The universe is listening. And waiting.

 

The obsessive core

Every great brand has an obsessive core. The person who camps out for hours before the next iPhone is released. The Harley Davidson fanatic who sports the logo tattoo and is dressed head to toe in Harley gear. The frequent shopper who willingly pays full price and is an incredible source of great word of mouth. The raving fan. You get the picture.

The great thing about most obsessive core customers is that they are highly profitable and help acquire new customers at a low-cost. If you lack such a passionate group, chances are you are making average products for average people. Good luck with that.

Yet brands blessed with an obsessive core–or even a bit less enthusiastic but significant group of “heavy-users”–are often led astray.

Many luxury brands–including my former employer Neiman Marcus–tilted too heavily towards their obsessive core shopper and neglected other important, profitable customer segments. When the recession hit, the day of reckoning was harsh indeed.

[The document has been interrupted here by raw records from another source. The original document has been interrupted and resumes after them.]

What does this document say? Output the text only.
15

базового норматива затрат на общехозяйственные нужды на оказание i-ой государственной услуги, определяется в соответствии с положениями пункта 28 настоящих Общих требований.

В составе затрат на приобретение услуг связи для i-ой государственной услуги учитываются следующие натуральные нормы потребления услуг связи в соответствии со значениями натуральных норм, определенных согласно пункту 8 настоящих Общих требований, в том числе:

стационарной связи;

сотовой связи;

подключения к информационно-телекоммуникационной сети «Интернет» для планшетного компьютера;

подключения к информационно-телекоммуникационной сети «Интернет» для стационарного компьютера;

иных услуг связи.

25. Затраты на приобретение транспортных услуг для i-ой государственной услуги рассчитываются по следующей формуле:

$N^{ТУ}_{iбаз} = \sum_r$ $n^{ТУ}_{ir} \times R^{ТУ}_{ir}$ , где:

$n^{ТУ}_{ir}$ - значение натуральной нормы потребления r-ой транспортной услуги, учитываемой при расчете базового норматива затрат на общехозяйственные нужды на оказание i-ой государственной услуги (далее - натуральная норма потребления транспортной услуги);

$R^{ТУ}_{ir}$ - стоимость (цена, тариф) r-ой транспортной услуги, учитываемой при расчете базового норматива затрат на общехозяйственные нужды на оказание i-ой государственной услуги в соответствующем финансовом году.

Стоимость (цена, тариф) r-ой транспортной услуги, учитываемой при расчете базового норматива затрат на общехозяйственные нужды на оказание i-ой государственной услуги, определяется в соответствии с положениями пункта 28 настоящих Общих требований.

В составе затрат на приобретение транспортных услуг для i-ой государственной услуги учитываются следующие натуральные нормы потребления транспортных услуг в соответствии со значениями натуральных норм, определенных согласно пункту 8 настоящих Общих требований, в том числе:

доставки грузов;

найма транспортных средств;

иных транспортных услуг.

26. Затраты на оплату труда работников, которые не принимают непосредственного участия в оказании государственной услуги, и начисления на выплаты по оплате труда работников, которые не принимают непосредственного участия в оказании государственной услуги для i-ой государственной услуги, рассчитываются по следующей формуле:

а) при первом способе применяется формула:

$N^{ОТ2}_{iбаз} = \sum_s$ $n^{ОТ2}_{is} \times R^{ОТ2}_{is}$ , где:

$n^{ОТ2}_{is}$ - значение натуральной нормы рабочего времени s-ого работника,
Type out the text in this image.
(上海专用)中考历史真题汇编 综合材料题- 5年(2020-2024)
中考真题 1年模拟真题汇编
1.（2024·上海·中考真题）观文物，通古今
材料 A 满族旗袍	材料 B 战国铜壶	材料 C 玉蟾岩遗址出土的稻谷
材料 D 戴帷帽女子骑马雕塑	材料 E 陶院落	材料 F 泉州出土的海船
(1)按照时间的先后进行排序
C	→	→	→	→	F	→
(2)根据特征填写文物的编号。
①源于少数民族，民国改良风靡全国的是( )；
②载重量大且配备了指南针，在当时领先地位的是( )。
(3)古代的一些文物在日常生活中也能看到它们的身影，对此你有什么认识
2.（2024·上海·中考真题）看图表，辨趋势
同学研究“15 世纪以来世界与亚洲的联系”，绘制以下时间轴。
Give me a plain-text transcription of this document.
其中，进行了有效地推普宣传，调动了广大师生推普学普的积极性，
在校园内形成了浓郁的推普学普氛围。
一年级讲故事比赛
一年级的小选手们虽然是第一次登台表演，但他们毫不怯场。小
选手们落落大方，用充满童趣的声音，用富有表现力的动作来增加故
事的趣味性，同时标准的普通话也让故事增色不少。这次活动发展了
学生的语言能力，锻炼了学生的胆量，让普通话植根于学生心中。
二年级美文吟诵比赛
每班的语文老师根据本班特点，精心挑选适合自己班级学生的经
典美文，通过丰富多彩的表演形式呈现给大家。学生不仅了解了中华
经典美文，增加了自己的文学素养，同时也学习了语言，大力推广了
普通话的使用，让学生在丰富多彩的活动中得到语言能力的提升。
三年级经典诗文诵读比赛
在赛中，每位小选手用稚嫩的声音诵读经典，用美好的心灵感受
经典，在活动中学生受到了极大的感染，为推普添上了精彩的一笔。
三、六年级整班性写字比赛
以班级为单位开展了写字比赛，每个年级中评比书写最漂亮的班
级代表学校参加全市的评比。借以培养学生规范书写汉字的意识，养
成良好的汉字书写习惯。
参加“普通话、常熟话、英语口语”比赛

Most high-flying e-commerce companies gain their initial traction with an obsessive core. By focusing on an underserved niche that loves to shop online, these brands can often quickly and cost effectively acquire thousands of profitable customers. Alas, as we’re starting to see with many companies that have attracted millions in venture capital funding, growing profitably beyond that initial core is not so easy.

Unfortunately, the factors that create the obsessive core, the raving fan, the incredibly passionate brand advocate, often cannot be scaled.

Unfortunately, in our quest to exploit the seductive virtues of the obsessive core, we can lose sight of the big picture.

The key, I think, is to not let ourselves become obsessed with this group, but to place them in the appropriate context.